Giornata mondiale dell’autismo, l’appello di Pedrizzi

Secondo Pedrizzi, la priorità nazionale è quella delle vaccinazioni degli autistici, sia quelli che vivono nell’ambito familiare che quelli ospitati nelle case ed istituti di comunità: “La principale preoccupazione delle famiglie con figli autistici, sono circa 500mila i nuclei familiari in tutta Italia che vivono con persone affette dalla sindrome di Asperger, è che i soggetti in questione, se colpiti da Covid, possano finire in ospedale senza alcune assistenza specifica e senza il conforto dei propri cari, indispensabile per chi ha nella difficoltà nel comunicare agli altri i propri bisogni, le proprie difficoltà e finanche il proprio dolore”, conclude Pedrizzi.

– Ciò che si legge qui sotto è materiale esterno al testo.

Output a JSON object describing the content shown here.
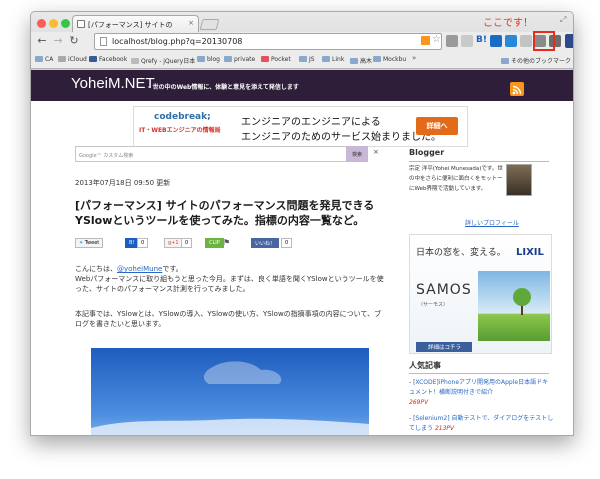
{
  "callout": "ここです！",
  "tab": {
    "title": "[パフォーマンス] サイトの"
  },
  "address": {
    "url": "localhost/blog.php?q=20130708"
  },
  "bookmarks": [
    {
      "label": "CA"
    },
    {
      "label": "iCloud"
    },
    {
      "label": "Facebook"
    },
    {
      "label": "Qrefy - jQuery日本"
    },
    {
      "label": "blog"
    },
    {
      "label": "private"
    },
    {
      "label": "Pocket"
    },
    {
      "label": "JS"
    },
    {
      "label": "Link"
    },
    {
      "label": "高木"
    },
    {
      "label": "Mockbu"
    }
  ],
  "bookmarks_other": "その他のブックマーク",
  "site": {
    "logo": "YoheiM.NET",
    "tagline": "- 世の中のWeb情報に、体験と意見を添えて発信します"
  },
  "ad": {
    "brand": "codebreak;",
    "brand_sub": "IT・WEBエンジニアの情報局",
    "line1": "エンジニアのエンジニアによる",
    "line2": "エンジニアのためのサービス始まりました。",
    "button": "詳細へ"
  },
  "search": {
    "placeholder": "Google™ カスタム検索",
    "button": "検索",
    "close": "×"
  },
  "post": {
    "date": "2013年07月18日 09:50 更新",
    "title": "[パフォーマンス] サイトのパフォーマンス問題を発見できるYSlowというツールを使ってみた。指標の内容一覧など。",
    "para1_prefix": "こんにちは、",
    "para1_link": "@yoheiMune",
    "para1_suffix": "です。",
    "para1_rest": "Webパフォーマンスに取り組もうと思った今月。まずは、良く単語を聞くYSlowというツールを使った、サイトのパフォーマンス計測を行ってみました。",
    "para2": "本記事では、YSlowとは、YSlowの導入、YSlowの使い方、YSlowの指摘事項の内容について、ブログを書きたいと思います。"
  },
  "social": {
    "tweet": "Tweet",
    "hatena_count": "0",
    "gplus": "g+1",
    "gplus_count": "0",
    "clip": "CLIP",
    "like": "いいね！",
    "like_count": "0"
  },
  "sidebar": {
    "blogger_title": "Blogger",
    "bio": "宗定 洋平(Yohei Munesada)です。世の中をさらに便利に面白くをモットーにWeb界隈で活動しています。",
    "profile_link": "詳しいプロフィール",
    "lixil": {
      "headline": "日本の窓を、変える。",
      "logo": "LIXIL",
      "product": "SAMOS II",
      "product_sub": "〈サーモス〉",
      "detail": "詳細はコチラ"
    },
    "popular_title": "人気記事",
    "popular": [
      {
        "title": "[XCODE]iPhoneアプリ開発用のApple日本語ドキュメント！横断説明付きで紹介",
        "pv": "269PV"
      },
      {
        "title": "[Selenium2] 自動テストで、ダイアログをテストしてしまう",
        "pv": "213PV"
      }
    ]
  },
  "colors": {
    "site_header": "#2f1e3a",
    "accent_red": "#e83018",
    "link": "#2a67c6"
  }
}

I disturbi dello spettro autistico (Autism Spectrum Disorders, ASD) sono un insieme eterogeneo di disturbi del neurosviluppo caratterizzati da una compromissione qualitativa nelle aree dell’interazione sociale e della comunicazione, e da modelli ripetitivi e stereotipati di comportamento, interessi e attività. I sintomi e la loro severità possono manifestarsi in modo differente da persona a persona, conseguentemente i bisogni specifici e la necessità di sostegno sono variabili e possono mutare nel tempo.